Automatic Differentiation of Adaptive Solvers Does Not Always Converge to the Correct Derivatives
Please login to view abstract download link
Automatic differentiation (AD) of differential equation solvers has become essential for scientific machine learning, enabling gradient-based optimization of neural differential equations and physics-informed models [1]. When differentiating through adaptive time-stepping integrators, AD generates an extended system of ordinary differential equations comprising both the original state variables and sensitivity equations. A critical but under-appreciated issue arises: the adaptive algorithm controls local truncation error only on the original ODE variables, not on the sensitivity variables propagated alongside them.
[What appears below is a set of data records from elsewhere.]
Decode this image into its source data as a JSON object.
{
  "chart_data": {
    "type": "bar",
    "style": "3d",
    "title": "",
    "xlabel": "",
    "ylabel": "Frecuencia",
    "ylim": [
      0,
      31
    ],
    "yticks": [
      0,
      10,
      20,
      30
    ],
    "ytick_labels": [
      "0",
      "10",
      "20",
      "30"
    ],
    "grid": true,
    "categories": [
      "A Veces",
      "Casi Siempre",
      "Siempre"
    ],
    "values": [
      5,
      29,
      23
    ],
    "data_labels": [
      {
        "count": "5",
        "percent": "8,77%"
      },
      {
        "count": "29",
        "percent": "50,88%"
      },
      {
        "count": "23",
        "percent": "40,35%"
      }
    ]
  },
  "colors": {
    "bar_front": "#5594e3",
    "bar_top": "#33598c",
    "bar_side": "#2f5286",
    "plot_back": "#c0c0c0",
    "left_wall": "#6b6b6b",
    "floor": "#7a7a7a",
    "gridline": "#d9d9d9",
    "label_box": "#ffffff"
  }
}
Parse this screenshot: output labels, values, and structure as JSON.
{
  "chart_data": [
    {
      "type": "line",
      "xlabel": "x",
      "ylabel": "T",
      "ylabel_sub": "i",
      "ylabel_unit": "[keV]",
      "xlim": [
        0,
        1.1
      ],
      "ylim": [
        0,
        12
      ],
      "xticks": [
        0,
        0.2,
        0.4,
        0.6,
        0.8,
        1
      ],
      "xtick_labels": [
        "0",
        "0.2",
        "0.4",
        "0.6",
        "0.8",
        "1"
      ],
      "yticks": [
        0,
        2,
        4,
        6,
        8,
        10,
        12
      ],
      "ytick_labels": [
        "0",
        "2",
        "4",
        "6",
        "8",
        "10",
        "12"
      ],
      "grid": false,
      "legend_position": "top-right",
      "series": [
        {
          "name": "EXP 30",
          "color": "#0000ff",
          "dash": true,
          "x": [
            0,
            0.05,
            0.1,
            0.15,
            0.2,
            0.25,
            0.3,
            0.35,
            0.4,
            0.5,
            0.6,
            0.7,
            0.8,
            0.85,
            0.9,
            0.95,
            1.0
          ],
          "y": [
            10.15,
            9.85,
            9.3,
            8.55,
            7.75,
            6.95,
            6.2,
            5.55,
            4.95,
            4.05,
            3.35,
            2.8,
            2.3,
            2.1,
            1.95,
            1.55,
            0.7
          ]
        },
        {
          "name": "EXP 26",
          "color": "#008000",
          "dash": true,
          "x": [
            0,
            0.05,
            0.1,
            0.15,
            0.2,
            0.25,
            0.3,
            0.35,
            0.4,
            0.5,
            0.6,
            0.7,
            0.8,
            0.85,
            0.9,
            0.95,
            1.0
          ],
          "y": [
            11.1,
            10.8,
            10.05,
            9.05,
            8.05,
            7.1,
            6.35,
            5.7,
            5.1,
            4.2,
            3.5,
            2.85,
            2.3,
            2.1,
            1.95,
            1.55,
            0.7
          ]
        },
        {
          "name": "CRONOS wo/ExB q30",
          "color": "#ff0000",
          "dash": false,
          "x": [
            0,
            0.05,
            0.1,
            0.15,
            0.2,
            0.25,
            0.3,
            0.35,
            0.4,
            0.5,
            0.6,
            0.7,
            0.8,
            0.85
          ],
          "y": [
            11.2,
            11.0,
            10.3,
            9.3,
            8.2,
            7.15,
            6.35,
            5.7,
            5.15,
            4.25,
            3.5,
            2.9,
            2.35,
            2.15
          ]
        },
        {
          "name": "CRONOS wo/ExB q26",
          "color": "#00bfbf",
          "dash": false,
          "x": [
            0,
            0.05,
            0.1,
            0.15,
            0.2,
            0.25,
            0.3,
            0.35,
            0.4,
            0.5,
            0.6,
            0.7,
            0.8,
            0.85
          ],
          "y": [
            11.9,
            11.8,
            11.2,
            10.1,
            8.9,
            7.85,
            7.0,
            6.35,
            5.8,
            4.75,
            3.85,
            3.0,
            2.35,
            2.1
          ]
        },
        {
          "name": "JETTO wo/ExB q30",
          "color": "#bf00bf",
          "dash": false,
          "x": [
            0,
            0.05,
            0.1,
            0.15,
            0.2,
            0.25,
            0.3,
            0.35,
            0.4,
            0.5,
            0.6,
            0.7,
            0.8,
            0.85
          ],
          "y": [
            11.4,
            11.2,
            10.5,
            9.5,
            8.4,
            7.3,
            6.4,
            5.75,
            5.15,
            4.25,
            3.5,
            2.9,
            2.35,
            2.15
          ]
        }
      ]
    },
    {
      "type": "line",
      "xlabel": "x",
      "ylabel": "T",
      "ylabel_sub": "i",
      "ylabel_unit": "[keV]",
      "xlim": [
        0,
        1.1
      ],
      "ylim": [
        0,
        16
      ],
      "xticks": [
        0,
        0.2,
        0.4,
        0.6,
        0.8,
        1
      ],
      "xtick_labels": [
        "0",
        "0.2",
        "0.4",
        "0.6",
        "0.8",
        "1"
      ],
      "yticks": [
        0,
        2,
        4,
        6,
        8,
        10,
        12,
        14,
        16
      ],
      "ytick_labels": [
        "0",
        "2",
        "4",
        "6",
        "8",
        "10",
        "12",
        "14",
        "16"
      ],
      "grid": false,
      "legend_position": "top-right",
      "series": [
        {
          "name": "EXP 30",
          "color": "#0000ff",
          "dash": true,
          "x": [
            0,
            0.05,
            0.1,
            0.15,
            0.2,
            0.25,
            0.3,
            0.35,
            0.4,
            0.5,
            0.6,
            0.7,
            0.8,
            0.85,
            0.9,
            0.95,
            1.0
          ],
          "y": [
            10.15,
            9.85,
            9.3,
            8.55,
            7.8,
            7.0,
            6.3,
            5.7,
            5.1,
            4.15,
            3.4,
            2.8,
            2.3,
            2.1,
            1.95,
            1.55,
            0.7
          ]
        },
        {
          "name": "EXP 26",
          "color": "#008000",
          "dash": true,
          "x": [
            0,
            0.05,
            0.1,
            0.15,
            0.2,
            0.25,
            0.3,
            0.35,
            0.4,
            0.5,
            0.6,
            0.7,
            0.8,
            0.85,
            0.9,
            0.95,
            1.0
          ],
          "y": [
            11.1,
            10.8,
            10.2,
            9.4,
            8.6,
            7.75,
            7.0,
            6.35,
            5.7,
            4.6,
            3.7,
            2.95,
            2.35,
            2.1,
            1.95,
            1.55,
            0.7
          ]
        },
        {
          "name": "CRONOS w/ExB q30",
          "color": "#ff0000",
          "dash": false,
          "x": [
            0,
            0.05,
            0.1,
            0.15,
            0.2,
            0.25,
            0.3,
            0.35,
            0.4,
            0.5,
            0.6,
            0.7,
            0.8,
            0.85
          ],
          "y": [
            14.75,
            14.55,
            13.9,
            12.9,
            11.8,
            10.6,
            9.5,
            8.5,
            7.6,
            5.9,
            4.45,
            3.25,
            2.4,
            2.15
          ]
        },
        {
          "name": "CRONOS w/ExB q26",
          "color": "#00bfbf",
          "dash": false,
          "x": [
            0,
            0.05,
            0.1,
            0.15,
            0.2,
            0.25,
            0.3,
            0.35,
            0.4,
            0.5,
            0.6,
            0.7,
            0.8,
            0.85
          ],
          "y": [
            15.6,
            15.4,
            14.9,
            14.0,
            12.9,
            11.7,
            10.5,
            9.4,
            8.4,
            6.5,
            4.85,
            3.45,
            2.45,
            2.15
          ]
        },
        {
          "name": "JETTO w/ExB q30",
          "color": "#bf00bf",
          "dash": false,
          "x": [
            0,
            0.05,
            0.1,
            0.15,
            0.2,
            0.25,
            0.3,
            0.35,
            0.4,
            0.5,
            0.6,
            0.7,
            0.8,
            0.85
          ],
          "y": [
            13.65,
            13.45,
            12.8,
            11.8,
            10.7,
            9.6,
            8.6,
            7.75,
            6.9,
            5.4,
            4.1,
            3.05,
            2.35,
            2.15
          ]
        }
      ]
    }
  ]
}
We demonstrate this error control mismatch using JAX's automatic differentiation of adaptive ODE solvers on a simple linear ODE with a known closed-form sensitivity solution. Even with tolerances set to 10-14, the computed derivatives exhibit 60% relative error, and we show this error does not decrease as tolerances approach zero. We provide a mathematical derivation explaining why solver tolerances fail to control derivative error, fully characterizing this behavior. This is not a software defect but a fundamental limitation of naive discrete adjoint approaches applied to adaptive algorithms [2]. We then showcase how automatic differentiation in Julia's DifferentialEquations.jl framework [3] has been modified to avoid this behavior through error-controlled sensitivity propagation and continuous adjoint methods, restoring correct convergence of computed gradients. Using open-source implementations and educational materials, we illustrate these subtleties for scientific computing courses. Understanding when standard AD pipelines silently produce incorrect gradients is essential for reliable deployment of differentiable simulation.